Akşama kadar, çocuklarından, ev işlerinden bunalan kadın da, “Kocam gelsin
de, dertleşeyim, rahatlayım” diye beklerken, ummadığı bir durum ile
karşılaşır. Hesaplar altüst olmuştur ve hanım da hemen bütün gücünü toplayıp,
şöyle bir cevap verir:
“Bu kadar parayla başka ne bekliyordun ki?” veya “Benim
de herkes gibi kaliteli bir fırınım olsaydı, evde hizmetçilerim bulunsaydı, daha
iyi yemek yapabilirdim!..”
Bu cevap beyefendinin gururuna dokunur ve açar ağzını yumar gözünü:
“Bak hanım, bunun sebebi paramızın az olması değil, basitçe sen bu işi
beceremiyorsun!..”
Tabii bunun da cevabını verir hanım. Bir müddet bu tartışma devam eder...

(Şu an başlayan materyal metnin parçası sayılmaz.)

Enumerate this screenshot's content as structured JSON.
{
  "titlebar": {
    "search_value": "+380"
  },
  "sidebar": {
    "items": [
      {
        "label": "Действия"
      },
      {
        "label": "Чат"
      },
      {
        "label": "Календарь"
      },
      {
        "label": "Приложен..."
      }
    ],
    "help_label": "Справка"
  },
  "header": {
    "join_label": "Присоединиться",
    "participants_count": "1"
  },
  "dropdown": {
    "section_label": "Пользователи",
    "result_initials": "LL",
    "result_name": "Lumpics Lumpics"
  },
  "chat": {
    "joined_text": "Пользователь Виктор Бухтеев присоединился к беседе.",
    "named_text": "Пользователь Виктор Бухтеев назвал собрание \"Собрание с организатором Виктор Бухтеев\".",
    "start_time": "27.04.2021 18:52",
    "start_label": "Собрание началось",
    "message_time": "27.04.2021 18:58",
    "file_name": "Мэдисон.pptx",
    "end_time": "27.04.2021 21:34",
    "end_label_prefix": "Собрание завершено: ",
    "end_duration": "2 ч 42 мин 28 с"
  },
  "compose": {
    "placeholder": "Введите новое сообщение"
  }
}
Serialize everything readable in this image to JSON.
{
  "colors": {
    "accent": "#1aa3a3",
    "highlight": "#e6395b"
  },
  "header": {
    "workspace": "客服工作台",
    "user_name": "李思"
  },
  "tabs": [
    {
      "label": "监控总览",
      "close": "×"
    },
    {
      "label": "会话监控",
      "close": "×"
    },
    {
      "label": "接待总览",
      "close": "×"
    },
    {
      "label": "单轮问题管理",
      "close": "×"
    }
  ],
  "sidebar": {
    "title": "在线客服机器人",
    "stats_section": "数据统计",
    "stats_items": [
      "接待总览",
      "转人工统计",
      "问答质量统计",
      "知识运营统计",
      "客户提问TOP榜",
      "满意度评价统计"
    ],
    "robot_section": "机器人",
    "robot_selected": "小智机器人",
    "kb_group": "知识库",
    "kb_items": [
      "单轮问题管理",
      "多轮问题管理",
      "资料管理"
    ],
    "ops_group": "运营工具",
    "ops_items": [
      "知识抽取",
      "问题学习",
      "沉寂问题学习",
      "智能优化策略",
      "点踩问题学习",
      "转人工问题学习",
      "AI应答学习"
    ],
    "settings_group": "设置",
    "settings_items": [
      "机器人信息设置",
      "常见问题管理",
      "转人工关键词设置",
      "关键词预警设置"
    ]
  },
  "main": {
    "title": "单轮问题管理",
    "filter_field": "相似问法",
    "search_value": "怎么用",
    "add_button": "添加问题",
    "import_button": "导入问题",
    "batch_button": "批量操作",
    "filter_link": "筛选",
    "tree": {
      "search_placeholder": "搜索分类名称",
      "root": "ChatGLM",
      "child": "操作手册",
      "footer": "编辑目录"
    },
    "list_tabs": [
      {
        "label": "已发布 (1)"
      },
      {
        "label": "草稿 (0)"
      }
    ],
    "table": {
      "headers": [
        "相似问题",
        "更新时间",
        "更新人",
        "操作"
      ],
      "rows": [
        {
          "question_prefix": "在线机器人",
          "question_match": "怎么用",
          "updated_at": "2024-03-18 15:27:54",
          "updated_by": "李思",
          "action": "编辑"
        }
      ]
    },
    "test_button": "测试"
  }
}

Yemeğin ortasında bırakıp odalarına çekilirler. Her ikisinin de “sinir
katsayıları” artmıştır... Deşarj olayım derken, her ikisi de şarj olmuştur!
Her iki taraf da birbirine her türlü ithamda bulunur... Kaynanalar,
kayınpederler, para, evlilik öncesi ve sonrası verilmiş olan sözler ve diğer
konular gündeme gelir. O kadar senelik evlilik zamanındaki olaylar gözden
geçirilir!
Her iki taraf da savaşı sinirli ve gergin olarak terk eder. Hiçbir şey yerine
oturmaz ve her iki taraf da bir sonraki kavganın daha da berbat olmasını
sağlarcasına kendisine yeni cephaneler, savunma malzemeleri, yeni taktikler
bulmaya koyulur. Bu arayışla uykuya dalarlar...
Sabah olup geçmiş günün yorgunlukları, stresleri uykuda kaybolunca, her ikisi de
yaptıklarına pişman olur. Tartışılan konuların incir çekirdeğini doldurmadığını
anlarlar ve açıktan olmasa da içlerinden hâllerine gülerler. Genelde, hep böyle
ufak tefek, küçük şeyler büyük tartışmalara sebep olur. Bu bakımdan kavgaları
önlemek için, ufak tefek düşünmeyi bir kenara bırakmalıdır...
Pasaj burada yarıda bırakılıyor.